I had been to Milledgeville a number of times before, but it was never quite like today. The first time I visited was in 1994. It was John’s first trip, too. We drove down from Winston-Salem to attend a conference on Flannery O’Connor at Georgia College. We had both taken a seminar on O’Connor recently with Ralph Wood, our professor at Wake Forest who was delivering a keynote at the conference, and the three of us took turns driving The Professor’s boxy blue Chevrolet Impala. It was our first exposure to the world in which O’Connor lived, but it was exposure at a distance: the farmhouse where O’Connor spent the last thirteen years of her life was not open to the public, and her scrupulously private mother, Regina, still lived in town at her house on Greene Street.
The conference was a big do, and really more like a festival. We attended a reception at the old Governor’s Mansion, heard readings by Joyce Carol Oates and Lee Smith, and a performance by Leo Kottke. Throughout the event an art exhibit displayed works inspired by O’Connor’s work and commissioned for the conference, including a striking series of abstract prints on “O’Connor’s Treelines” by an artist whose name we both forgot in the intervening years. But the images of some of those prints stuck with me: the sun shaped like a turnip slowly lowering over a jagged wall of pine, a purple sky deepening over a stylized scene of a farm in ruins.

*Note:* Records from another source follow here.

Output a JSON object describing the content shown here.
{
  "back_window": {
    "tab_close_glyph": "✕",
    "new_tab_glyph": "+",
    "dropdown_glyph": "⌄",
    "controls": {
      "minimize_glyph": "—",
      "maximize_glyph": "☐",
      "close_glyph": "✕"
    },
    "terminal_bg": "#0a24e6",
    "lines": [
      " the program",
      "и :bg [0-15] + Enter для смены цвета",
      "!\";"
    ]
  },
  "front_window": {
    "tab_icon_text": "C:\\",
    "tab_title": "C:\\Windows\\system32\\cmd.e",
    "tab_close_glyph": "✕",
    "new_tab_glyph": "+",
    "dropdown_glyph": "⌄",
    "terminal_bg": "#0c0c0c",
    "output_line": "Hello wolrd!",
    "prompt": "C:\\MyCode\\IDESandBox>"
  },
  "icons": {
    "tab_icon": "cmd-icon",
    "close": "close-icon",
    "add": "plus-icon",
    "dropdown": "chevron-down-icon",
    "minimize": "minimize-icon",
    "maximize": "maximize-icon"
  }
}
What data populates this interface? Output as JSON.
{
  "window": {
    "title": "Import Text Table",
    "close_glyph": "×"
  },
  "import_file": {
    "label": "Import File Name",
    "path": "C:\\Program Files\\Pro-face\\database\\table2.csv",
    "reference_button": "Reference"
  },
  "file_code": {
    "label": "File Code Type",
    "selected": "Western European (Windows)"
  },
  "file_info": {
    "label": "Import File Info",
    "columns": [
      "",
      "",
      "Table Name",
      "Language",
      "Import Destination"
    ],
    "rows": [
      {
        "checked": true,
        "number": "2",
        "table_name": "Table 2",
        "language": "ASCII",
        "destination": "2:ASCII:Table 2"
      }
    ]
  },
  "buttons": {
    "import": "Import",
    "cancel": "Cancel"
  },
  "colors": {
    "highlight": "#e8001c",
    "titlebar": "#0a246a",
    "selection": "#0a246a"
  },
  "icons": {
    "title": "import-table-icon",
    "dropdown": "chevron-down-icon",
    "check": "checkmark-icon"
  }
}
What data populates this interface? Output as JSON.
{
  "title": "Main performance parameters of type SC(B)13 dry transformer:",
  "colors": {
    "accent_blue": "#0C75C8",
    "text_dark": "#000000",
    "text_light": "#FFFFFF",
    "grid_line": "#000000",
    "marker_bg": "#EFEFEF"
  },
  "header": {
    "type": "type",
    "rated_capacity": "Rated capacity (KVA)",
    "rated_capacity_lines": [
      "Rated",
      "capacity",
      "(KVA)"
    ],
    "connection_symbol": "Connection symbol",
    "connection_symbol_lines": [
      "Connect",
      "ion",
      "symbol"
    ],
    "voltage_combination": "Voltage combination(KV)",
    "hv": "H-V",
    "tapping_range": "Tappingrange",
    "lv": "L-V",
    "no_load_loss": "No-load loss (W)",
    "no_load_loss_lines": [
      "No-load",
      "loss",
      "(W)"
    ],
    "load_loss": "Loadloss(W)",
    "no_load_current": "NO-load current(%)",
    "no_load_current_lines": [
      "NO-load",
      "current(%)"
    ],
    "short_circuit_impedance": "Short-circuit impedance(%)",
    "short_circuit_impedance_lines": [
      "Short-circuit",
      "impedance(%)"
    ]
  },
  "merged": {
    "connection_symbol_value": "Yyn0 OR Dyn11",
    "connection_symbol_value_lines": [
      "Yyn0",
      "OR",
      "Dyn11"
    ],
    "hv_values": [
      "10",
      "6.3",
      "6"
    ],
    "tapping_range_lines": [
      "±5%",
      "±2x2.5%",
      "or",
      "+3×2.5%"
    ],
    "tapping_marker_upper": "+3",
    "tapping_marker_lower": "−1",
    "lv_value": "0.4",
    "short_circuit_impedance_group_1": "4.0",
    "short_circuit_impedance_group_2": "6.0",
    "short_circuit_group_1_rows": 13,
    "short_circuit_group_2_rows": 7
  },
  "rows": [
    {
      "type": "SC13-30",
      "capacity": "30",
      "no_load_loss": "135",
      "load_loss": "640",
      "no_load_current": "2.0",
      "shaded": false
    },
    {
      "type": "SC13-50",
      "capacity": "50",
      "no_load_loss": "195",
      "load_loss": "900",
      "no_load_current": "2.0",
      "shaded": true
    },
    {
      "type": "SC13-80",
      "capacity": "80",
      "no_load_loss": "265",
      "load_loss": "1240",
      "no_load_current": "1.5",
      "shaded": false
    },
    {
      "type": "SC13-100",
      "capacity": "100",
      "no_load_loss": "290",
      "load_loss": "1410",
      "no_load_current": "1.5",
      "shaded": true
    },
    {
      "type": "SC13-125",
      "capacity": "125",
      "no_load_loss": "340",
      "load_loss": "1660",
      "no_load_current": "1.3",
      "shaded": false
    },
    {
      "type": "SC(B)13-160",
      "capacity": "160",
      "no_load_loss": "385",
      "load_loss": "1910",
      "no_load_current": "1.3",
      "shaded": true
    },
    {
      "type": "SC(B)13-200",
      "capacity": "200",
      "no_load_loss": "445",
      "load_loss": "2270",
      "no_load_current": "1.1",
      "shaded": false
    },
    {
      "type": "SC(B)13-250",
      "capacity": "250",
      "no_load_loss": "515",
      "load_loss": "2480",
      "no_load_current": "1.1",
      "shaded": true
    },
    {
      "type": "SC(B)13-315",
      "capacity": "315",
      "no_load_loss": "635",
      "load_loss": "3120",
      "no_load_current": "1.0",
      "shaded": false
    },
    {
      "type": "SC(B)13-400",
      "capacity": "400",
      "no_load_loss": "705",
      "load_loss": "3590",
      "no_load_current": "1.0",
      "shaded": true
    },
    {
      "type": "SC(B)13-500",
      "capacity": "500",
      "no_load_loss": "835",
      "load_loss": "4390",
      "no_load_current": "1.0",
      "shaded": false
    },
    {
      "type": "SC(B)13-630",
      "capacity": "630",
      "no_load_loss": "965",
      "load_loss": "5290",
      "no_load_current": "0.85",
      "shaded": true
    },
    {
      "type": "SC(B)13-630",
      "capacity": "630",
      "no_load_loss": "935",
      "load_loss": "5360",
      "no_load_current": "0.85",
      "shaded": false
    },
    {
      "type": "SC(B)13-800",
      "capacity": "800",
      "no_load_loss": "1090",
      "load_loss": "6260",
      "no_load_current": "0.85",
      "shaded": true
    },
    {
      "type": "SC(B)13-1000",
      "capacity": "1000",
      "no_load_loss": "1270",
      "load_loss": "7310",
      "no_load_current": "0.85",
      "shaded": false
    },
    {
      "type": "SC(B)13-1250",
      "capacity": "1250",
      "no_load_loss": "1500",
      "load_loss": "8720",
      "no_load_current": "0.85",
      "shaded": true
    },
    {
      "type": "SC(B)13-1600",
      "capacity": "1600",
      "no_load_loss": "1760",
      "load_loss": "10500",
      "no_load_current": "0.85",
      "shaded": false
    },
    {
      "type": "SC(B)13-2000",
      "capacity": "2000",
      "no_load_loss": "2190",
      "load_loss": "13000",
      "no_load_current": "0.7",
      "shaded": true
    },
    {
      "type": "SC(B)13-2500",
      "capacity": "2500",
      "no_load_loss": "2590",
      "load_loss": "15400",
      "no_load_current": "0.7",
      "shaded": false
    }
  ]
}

Milledgeville was once the site of the state’s mental hospital, and as a result did not enjoy the most glowing reputation within the state. It is no accident that Flannery O’Connor wrote in a world rich with society’s misfits and rejects. Andalusia, the farm where she lived with her mother on the outskirts of town, has recently reopened to the public after being gifted to Georgia College. Just off the foyer on the southwest corner of the house, the room where she wrote most of the stories and novels, letters and lectures: work that had only recently begun to completely screw me up and fundamentally alter the way I thought about everything by the time I first visited Milledgeville in 1994.
Just a few feet away from the small bed where she slept, a stout oak desk supports a typewriter and two wooden boxes repurposed as shelving units. A pair of crutches are propped up against a tall armoire oddly positioned on the other side of the desk, presumably to provide shelter from wandering eyes, even now. I strain to get a decent photograph of her desk, but strain even harder to take in the enormity and consequence of what emerged from this little spo
In the gift shop in the next room, O’Connor’s books are for sale. From a newly-built picture rail made of aluminum hooks, wire, and rebar, hang—lo and behold—the last three framed prints from the “O’Connor’s Treelines” series that we remembered from 1994. Twenty-four years later, here they are, as if they were waiting just for us. Just for this trip. Because the new owners of Andalusia want to redo the gift shop, the prints have been priced to move. And that is exactly what two of them do, right into the back of the minivan.
Pulling down the driveway out of Andalusia and back out onto US 441, across the pond to the right there is a view of the woods. It is the same view Flannery had from her own window or porch. We take O'Connor's treeline with us, a constant exhortation from the back of the minivan to see what she saw.